Из экипажа «Геновевы», кроме эскривано и Франческо, в среднюю каюту вошли и заняли свои места сеньорита, сеньор капитан, сеньор маэстре, сеньор пилот, боцман, матрос Бьярн Бьярнарссон, матрос Сигурд Датчанин, матрос Федерико из Трионы и матрос Педро Маленький.
Боцман расположился за спинами своих ребят.
– Сеньор капитан, если вам нужно получить какие-нибудь сведения вот от них и от меня, допросите сначала нас, – заявил он ворчливо, – нам некогда заниматься всякими пустяками! И все эти карты сейчас ни к чему. Может, только Сигурд Датчанин в них кое-как разберется, ну, и я тоже в картах немного сведущ…

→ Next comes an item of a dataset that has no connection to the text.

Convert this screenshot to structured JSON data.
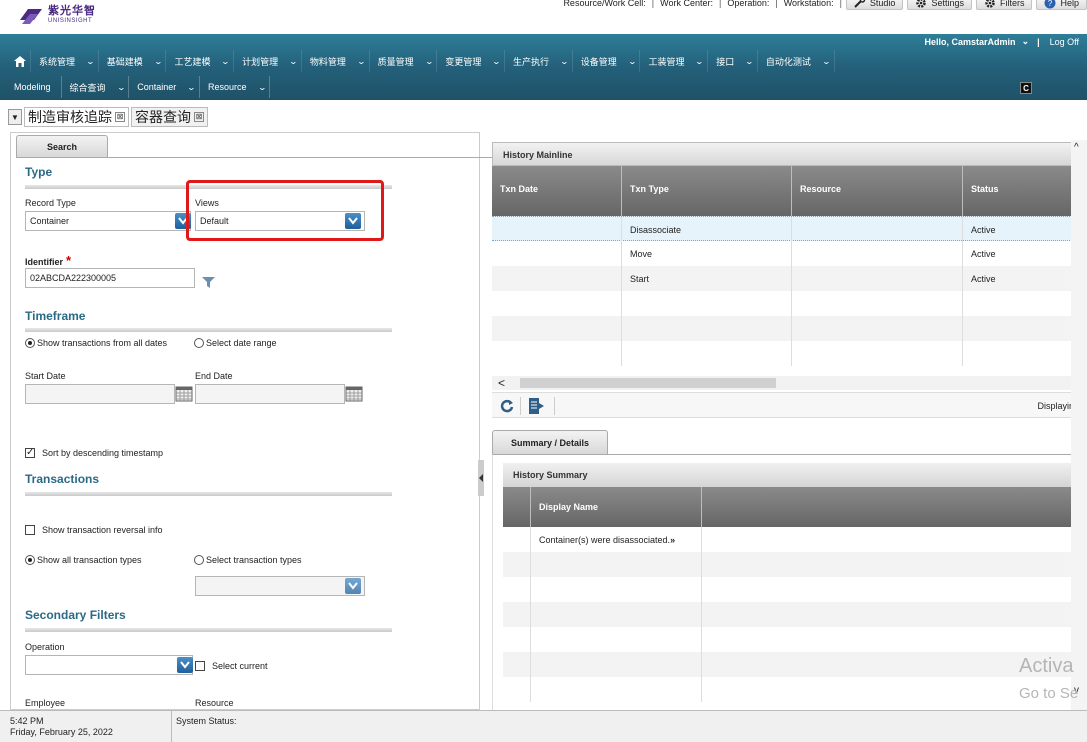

– Допрашивать кого бы то ни было, – ответил капитан, – мы не собираемся.
– Ну, вот и расспросите нас первыми! – сказал боцман.
Первый рассказал о себе Сигурд Датчанин.
– Как далеко ты забирался на север? – задал вопрос капитан. – Я имею в виду те корабли, на которых ты плавал до «Геновевы»… Если почему-либо у тебя нет охоты отвечать, так и скажи нам.
– До «Геновевы» я забирался и на север, и на северо-запад значительно дальше, чем с вами, – сказал Датчанин. – Нанят я был капитаном-португальцем. Он решил двинуться на северо-запад, после того как пытался разведать дорогу к стране Офир, вдоль Африки с запада и даже высаживался на берег, но потерпел неудачу из-за какого-то тамошнего народа… Говорить дальше, или это вас не интересует?
– Очень интересует, – отозвался за всех метр Анго и тут же сделал какую-то пометку на своей карте. – Прошу тебя, продолжай.
– Ну, после своей неудачи португалец вернулся в Европу. В Африку я с ним в плавание не ходил, о нем мне рассказали матросы… Правду ли, нет ли – поручиться не могу… А ходил я с ним от Англии до Ирландии, а потом – до Исландии.
– Значит, много дальше Исландии ты не побывал? – сказал капитан.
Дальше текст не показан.